House On Haunted Hill (1959)

William Castle is one of my heroes. While he isn’t a world-class director, he was a top of the line showman. His book Step Right Up!…I’m Going to Scare the Pants off America is required reading. You can also check out the great documentary Spine Tingler! The William Castle story to learn more.

One of his gimmicks that he used to sell his movies was called Emergo. As theaters played this movie, an elaborate pulley system released a plastic skeleton that would fly across the presumably horrified — or amused and even rancorous — audience.

This movie ended up being a huge success. Alfred Hitchcock — who Castle often imitated in movies like Homicidal — took and made his own low-budget horror film. You’ve probably seen it. It’s called Psycho.

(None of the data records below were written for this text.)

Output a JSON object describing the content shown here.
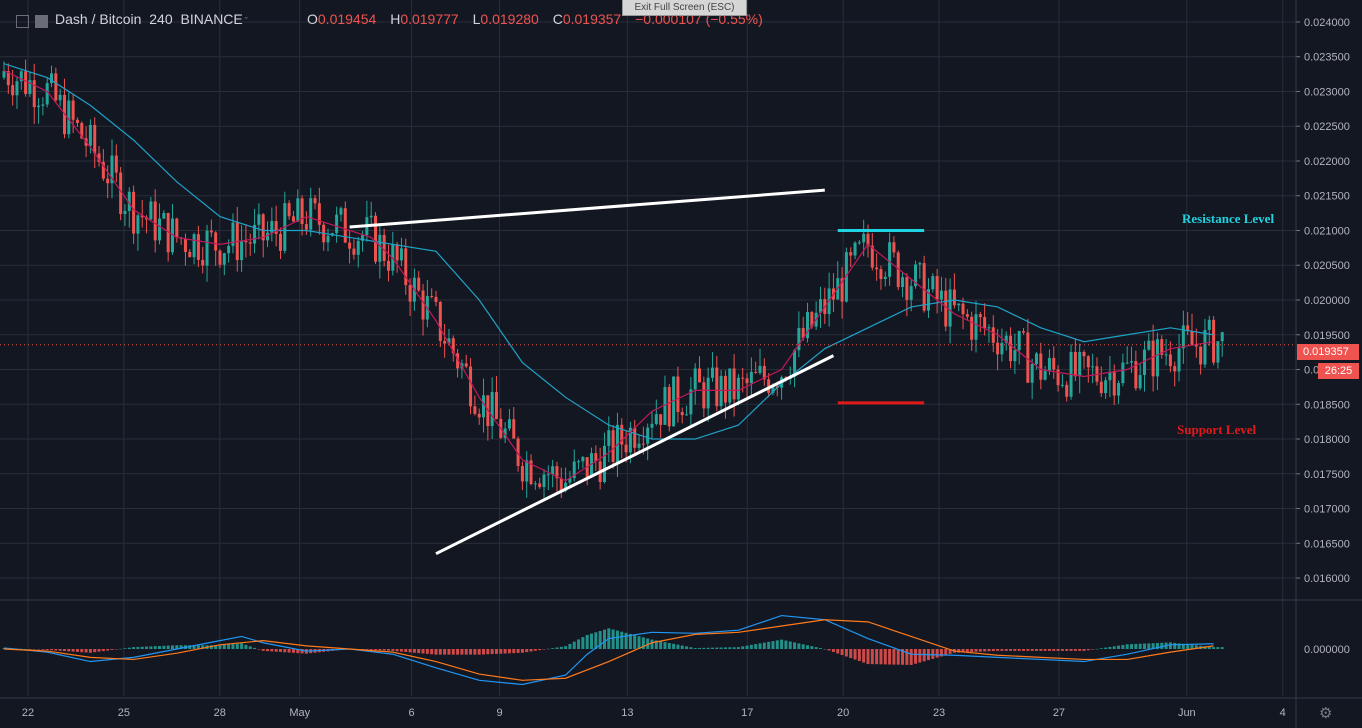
{
  "header": {
    "symbol": "Dash / Bitcoin",
    "interval": "240",
    "exchange": "BINANCE",
    "o_label": "O",
    "o_value": "0.019454",
    "h_label": "H",
    "h_value": "0.019777",
    "l_label": "L",
    "l_value": "0.019280",
    "c_label": "C",
    "c_value": "0.019357",
    "change": "−0.000107 (−0.55%)"
  },
  "exit_fullscreen": "Exit Full Screen (ESC)",
  "annotations": {
    "resistance_label": "Resistance Level",
    "support_label": "Support Level",
    "resistance_color": "#20d3e0",
    "support_color": "#e01919"
  },
  "last_price_badge": "0.019357",
  "countdown_badge": "26:25",
  "colors": {
    "background": "#131722",
    "grid": "#2a2e39",
    "up": "#26a69a",
    "down": "#ef5350",
    "ma_fast": "#c2185b",
    "ma_slow": "#1fa2c8",
    "trendline": "#ffffff",
    "macd_line": "#2196f3",
    "signal_line": "#ff7a1a"
  },
  "chart_data": [
    {
      "type": "candlestick",
      "ylim": [
        0.0159,
        0.0241
      ],
      "yticks": [
        "0.024000",
        "0.023500",
        "0.023000",
        "0.022500",
        "0.022000",
        "0.021500",
        "0.021000",
        "0.020500",
        "0.020000",
        "0.019500",
        "0.019000",
        "0.018500",
        "0.018000",
        "0.017500",
        "0.017000",
        "0.016500",
        "0.016000"
      ],
      "x_labels": [
        "22",
        "25",
        "28",
        "May",
        "6",
        "9",
        "13",
        "17",
        "20",
        "23",
        "27",
        "Jun",
        "4"
      ],
      "series": [
        {
          "name": "MA fast",
          "x": [
            0,
            10,
            20,
            30,
            40,
            50,
            60,
            70,
            80,
            85,
            90,
            100,
            110,
            120,
            130,
            140,
            150,
            160,
            170,
            180,
            190,
            200,
            210,
            220,
            230,
            240,
            250,
            260,
            270,
            280
          ],
          "y": [
            0.0233,
            0.023,
            0.0222,
            0.0213,
            0.0209,
            0.0208,
            0.0209,
            0.0212,
            0.021,
            0.0209,
            0.0206,
            0.0197,
            0.0186,
            0.0177,
            0.0174,
            0.0178,
            0.0184,
            0.0187,
            0.0187,
            0.019,
            0.0199,
            0.0208,
            0.0203,
            0.0198,
            0.0195,
            0.019,
            0.0189,
            0.019,
            0.0193,
            0.0194
          ]
        },
        {
          "name": "MA slow",
          "x": [
            0,
            10,
            20,
            30,
            40,
            50,
            60,
            70,
            80,
            90,
            100,
            110,
            120,
            130,
            140,
            150,
            160,
            170,
            180,
            190,
            200,
            210,
            220,
            230,
            240,
            250,
            260,
            270,
            280
          ],
          "y": [
            0.0234,
            0.0232,
            0.0228,
            0.0223,
            0.0217,
            0.0212,
            0.021,
            0.021,
            0.0209,
            0.0208,
            0.0207,
            0.02,
            0.0191,
            0.0186,
            0.0182,
            0.018,
            0.018,
            0.0182,
            0.0188,
            0.0193,
            0.0196,
            0.0199,
            0.02,
            0.0199,
            0.0196,
            0.0194,
            0.0195,
            0.0196,
            0.0195
          ]
        },
        {
          "name": "Resistance trendline",
          "x": [
            80,
            190
          ],
          "y": [
            0.02105,
            0.02158
          ]
        },
        {
          "name": "Support trendline",
          "x": [
            100,
            192
          ],
          "y": [
            0.01635,
            0.0192
          ]
        },
        {
          "name": "Resistance Level",
          "x": [
            193,
            213
          ],
          "y": [
            0.021,
            0.021
          ]
        },
        {
          "name": "Support Level",
          "x": [
            193,
            213
          ],
          "y": [
            0.01852,
            0.01852
          ]
        }
      ],
      "last_close": 0.019357
    },
    {
      "type": "macd",
      "ylim": [
        -0.00045,
        0.00045
      ],
      "yticks": [
        "0.000000"
      ],
      "series": [
        {
          "name": "MACD",
          "x": [
            0,
            10,
            20,
            30,
            40,
            50,
            55,
            60,
            70,
            80,
            90,
            100,
            110,
            120,
            130,
            135,
            140,
            150,
            160,
            170,
            180,
            190,
            200,
            210,
            220,
            230,
            240,
            250,
            260,
            270,
            280
          ],
          "y": [
            1e-05,
            -3e-05,
            -0.00012,
            -8e-05,
            0.0,
            8e-05,
            0.00012,
            6e-05,
            -2e-05,
            0.0,
            -5e-05,
            -0.00018,
            -0.0003,
            -0.00034,
            -0.00025,
            -5e-05,
            0.0001,
            0.00016,
            0.00015,
            0.00018,
            0.00032,
            0.00028,
            0.0001,
            -5e-05,
            -6e-05,
            -8e-05,
            -0.0001,
            -0.00012,
            -5e-05,
            4e-05,
            5e-05
          ]
        },
        {
          "name": "Signal",
          "x": [
            0,
            10,
            20,
            30,
            40,
            50,
            60,
            70,
            80,
            90,
            100,
            110,
            120,
            130,
            140,
            150,
            160,
            170,
            180,
            190,
            200,
            210,
            220,
            230,
            240,
            250,
            260,
            270,
            280
          ],
          "y": [
            0.0,
            -2e-05,
            -8e-05,
            -0.0001,
            -4e-05,
            4e-05,
            8e-05,
            3e-05,
            0.0,
            -3e-05,
            -0.00012,
            -0.00024,
            -0.0003,
            -0.00028,
            -0.00012,
            6e-05,
            0.00014,
            0.00016,
            0.00022,
            0.00028,
            0.00026,
            0.00012,
            -2e-05,
            -6e-05,
            -8e-05,
            -0.0001,
            -0.0001,
            -3e-05,
            3e-05
          ]
        }
      ]
    }
  ]
}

It’s such a simple set up: Frederick Loren (the always awesome Vincent Price, whose line in this movie “It’s close to midnight” starts off the Michael Jackson song “Thriller,” a track on which he also appears) is an eccentric millionaire — is there any better kind? — who invites five people to a party for his fourth wife Annabelle (Carol Ohmart, Spider Baby) in an allegedly haunted house.

If any of these people can survive one night, they get $10,000. They include test pilot Lance Schroeder (Richard Long, who was the professor on Nanny and the Professor), newspaper columnist Ruth Bridges (Julie Mitchum, yes the sister of Robert), psychiatrist Dr. David Trent (Alan Marshal in his next to last film; the actor Marshal died two years later from a heart attack while appearing in Chicago with Mae West in a production of her play Sextette. He had a heart attack on stage but finished the performance. The show, as they say, must go on…), Nora Manning (Carolyn Craig, probably best known for this movie) and Watson Pritchard (Elisha Cook, Mr. Nicklas from Rosemary’s Baby).

The only thing that these strangers have is that they all need money. The Lorens also hate one another and are convinced that they are trying to kill one another. And for what it’s worth, Watson believes that the house is genuinely haunted by the ghosts of those murdered there, including his brother. There’s also a vat of acid in the basement that was used to kill the previous owner’s wife.

So is the house truly haunted? Is Annabelle trying to kill her husband Frederick? Who will survive? And how cool would it have been to have seen this movie in person with a giant skeleton bursting loose at the right moment?

House On Haunted Hill was filmed at the Ennis House in Los Feliz California, which was designed in 1924 by Frank Lloyd Wright. It also appears in the movie Blade Runner and was the mansion that Angel, Spike, and Drusilla lived in on the TV version of Buffy the Vampire Slayer. It was also used on the soap opera show within a show Invitation to Love on David Lynch’s Twin Peaks.

This was remade in 1999 and that film also had a 2007 sequel, Return to House on Haunted Hill.

You can get this movie as part of Shout! Factory‘s The Vincent Price Collection II on blu ray. Or you can watch it with or without Rifftrax commentary on Tubi. You can also watch it in black and white or in color on Amazon Prime. It’s also available on the Internet Archive.

One last bit of trivia: The theme song to this movie actually has lyrics! They are:

“There’s a house on Haunted Hill / Where ev’rything’s lonely and still / Lonely and still / And the ghost of a sigh / When we whispered good-bye / Lingers on / And each night gives a heart broken cry / There’s a house on Haunted Hill / Where love walked there’s a strange silent chill / Strange silent chill / There are mem’ries that yearn / For our hearts to return / And a promise we failed to fulfill / But we’ll never go back / No, we’ll never go back / To the house on Haunted Hill!”